Just when I started to think we should start charging rent, my husband sprinkled some cookies he had in his lunch bag from yesterday outside the trap. Mickey was willing to go out to eat. The trap was now ready for additional use the instructions on releasing said, but it would have to be cleaned. Looking at the green plastic cage filled with mouse droppings, I threw the whole thing out. I wasn’t even tempted to recycle.

The next turn of the battle with beasties came at our first home, with our daughter, newly potty-trained. We had purchased a house next to a vacant lot, which gave the whole place an open feeling of being bigger than it was, but also meant we had flora and fauna for neighbors. When our daughter screamed in the bathroom, “Something is slithering at me.” We knew there was only one thing she meant.

My husband captured the snake in a brown paper bag and I praised his man-god hunting skills. Then we worried the whole incident would set potty training back for years. I knew I wasn't going to use that facility anymore.

I have however, finally come into my own, for I am the Samauri exterminator of all flying insects. Flies, wasps, bees and mosquitos, anything with wings that darkens our door doesn’t stand a chance against dead-eye Mom.
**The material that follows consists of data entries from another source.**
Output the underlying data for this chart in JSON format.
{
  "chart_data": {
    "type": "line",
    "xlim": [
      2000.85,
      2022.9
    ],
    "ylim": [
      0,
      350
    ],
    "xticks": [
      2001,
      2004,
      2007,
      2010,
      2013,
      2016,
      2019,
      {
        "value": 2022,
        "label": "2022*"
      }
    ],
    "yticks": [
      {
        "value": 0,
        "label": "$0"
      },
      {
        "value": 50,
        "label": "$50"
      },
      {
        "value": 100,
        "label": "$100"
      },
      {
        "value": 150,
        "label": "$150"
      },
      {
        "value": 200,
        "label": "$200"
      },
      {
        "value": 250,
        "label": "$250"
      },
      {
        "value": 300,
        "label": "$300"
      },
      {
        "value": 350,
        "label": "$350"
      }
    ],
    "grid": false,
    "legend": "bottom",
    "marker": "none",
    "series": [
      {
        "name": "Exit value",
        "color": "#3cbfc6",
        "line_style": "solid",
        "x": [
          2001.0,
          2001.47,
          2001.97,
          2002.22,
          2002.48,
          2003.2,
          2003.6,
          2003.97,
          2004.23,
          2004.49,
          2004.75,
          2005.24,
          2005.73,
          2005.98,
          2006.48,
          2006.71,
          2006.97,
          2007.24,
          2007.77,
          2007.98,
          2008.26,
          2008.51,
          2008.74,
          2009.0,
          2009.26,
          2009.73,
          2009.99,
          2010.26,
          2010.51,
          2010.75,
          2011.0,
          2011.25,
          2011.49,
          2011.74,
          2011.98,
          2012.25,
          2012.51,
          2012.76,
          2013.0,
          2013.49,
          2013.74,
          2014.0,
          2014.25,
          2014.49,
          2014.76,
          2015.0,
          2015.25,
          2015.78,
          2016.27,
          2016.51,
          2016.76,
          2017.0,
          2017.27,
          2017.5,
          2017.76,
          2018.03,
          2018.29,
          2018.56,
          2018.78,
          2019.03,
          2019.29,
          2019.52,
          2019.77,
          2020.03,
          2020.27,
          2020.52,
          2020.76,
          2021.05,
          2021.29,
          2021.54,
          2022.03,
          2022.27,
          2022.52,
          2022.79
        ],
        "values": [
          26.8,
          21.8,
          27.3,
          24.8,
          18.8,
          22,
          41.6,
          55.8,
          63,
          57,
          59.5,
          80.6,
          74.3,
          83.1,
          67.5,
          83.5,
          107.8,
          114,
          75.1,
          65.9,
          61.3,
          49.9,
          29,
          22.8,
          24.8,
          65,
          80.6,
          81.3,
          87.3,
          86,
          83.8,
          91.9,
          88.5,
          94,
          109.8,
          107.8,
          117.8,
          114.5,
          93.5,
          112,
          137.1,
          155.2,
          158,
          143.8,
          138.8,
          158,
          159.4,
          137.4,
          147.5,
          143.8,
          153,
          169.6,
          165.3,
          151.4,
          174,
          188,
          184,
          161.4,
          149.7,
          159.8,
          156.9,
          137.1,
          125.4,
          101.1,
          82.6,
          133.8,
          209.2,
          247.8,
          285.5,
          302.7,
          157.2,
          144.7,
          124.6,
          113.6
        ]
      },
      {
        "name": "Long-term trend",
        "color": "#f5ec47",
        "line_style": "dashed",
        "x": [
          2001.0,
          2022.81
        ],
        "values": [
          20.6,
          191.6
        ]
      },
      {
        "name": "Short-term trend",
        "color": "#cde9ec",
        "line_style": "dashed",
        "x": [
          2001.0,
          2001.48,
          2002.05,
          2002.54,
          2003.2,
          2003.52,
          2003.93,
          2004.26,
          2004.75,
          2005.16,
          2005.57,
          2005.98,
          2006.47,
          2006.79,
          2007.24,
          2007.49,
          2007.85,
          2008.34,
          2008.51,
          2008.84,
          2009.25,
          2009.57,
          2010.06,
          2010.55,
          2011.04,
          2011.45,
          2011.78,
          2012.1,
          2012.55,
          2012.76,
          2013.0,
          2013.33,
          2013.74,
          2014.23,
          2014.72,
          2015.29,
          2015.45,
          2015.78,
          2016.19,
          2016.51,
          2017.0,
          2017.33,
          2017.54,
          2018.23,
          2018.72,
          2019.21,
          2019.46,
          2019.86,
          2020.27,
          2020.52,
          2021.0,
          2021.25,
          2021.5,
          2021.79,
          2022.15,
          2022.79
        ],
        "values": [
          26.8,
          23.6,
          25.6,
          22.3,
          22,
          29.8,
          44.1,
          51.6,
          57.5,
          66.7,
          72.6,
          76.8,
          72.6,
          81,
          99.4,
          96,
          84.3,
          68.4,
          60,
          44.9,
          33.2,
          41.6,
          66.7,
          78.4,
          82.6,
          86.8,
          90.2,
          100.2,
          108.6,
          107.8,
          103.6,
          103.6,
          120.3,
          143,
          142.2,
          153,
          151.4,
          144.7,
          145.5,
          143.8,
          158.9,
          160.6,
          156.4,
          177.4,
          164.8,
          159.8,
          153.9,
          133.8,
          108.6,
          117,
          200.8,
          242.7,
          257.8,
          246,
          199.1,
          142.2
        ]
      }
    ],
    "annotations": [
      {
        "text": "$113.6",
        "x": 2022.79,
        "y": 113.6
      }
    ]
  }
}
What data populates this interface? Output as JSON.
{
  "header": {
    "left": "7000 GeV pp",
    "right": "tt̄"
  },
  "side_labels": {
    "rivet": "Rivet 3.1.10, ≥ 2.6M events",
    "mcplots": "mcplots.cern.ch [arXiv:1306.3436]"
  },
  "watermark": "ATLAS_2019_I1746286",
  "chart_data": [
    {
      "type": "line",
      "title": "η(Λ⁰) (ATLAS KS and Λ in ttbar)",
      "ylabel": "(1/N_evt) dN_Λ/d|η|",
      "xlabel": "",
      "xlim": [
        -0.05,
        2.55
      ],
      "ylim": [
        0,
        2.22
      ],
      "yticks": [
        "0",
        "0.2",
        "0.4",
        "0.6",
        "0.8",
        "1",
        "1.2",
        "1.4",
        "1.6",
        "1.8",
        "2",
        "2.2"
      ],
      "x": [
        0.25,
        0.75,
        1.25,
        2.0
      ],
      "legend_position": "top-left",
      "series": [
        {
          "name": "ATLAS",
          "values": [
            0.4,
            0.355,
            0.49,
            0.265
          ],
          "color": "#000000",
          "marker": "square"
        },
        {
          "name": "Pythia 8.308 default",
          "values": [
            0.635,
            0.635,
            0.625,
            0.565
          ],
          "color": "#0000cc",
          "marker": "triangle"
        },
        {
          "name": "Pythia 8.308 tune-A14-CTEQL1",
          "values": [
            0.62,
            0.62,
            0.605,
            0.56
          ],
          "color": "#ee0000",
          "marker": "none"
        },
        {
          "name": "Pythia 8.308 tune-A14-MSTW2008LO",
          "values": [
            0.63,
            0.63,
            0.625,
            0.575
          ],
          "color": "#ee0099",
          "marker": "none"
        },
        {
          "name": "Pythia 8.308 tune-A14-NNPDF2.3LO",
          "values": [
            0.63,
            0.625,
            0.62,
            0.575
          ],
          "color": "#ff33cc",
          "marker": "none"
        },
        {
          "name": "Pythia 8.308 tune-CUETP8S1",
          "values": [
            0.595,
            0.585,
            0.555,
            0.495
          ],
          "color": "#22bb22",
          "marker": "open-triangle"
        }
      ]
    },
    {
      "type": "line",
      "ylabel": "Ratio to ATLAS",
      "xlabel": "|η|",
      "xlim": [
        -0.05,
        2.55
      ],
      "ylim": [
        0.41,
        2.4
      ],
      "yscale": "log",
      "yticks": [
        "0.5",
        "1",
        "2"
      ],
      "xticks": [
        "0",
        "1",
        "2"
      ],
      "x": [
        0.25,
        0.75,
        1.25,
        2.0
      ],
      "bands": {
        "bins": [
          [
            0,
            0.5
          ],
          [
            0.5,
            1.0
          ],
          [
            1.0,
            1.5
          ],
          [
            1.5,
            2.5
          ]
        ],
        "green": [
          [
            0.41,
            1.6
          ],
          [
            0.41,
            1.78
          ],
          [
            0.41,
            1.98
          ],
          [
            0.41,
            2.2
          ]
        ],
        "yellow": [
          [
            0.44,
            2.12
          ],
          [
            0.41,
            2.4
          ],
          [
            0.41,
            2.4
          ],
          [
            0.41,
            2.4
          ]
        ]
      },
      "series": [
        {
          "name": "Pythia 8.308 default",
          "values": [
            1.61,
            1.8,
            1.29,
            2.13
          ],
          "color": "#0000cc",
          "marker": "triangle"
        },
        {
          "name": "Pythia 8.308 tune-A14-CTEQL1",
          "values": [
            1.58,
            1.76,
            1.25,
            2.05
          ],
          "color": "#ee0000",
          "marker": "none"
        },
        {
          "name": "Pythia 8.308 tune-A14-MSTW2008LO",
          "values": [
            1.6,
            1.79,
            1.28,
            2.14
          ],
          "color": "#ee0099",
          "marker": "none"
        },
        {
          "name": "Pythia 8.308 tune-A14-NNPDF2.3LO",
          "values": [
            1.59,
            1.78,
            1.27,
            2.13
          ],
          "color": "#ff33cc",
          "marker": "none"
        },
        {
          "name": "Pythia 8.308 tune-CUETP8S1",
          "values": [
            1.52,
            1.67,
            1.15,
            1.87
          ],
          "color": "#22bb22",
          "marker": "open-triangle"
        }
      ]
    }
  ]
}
The kids take my title seriously and have been keeping a running tally. Hunting my quarry, I am known for the quick and merciless strike. However, zealotry in this activity can have its downside. It seems I hit the sweet spot on the window the other day, and now, well, the winged creatures of the world have their own private exit and entrance.

Until it’s repaired, here’s hoping they are as slow to catch on to it as Mickey.

For Pest Free humor, try clicking Humor-Blogs.com , let them know you laughed. I'm number 83 at this point.

4 comments:

JimmyV said...

Nice. The first year in our house, we had over a dozen mice and two squirrels. Not to mention stink bugs. Although, I got a good man-hunter in this past July when I manage to decapitate a snake with my hedge clippers. Accidentally.

Amy said...

Ewww! Wish I hadn't read this before bed tonight. Can't wait to see what kind of dreams I'll have now.

Andrew McAllister said...

Ouch. If I ever caught a snake in one of our bathrooms, I guarantee certain members of my family (okay, the one I'm married to) would NEVER use that room again.

Sherry said...

Sorry about that Amy.

The thing is, all of this is true. However, current house has lots of fauna around the house. I think the eight kids provide a sufficient deterrent to even the most stout hearted rodent or rodent eating creature.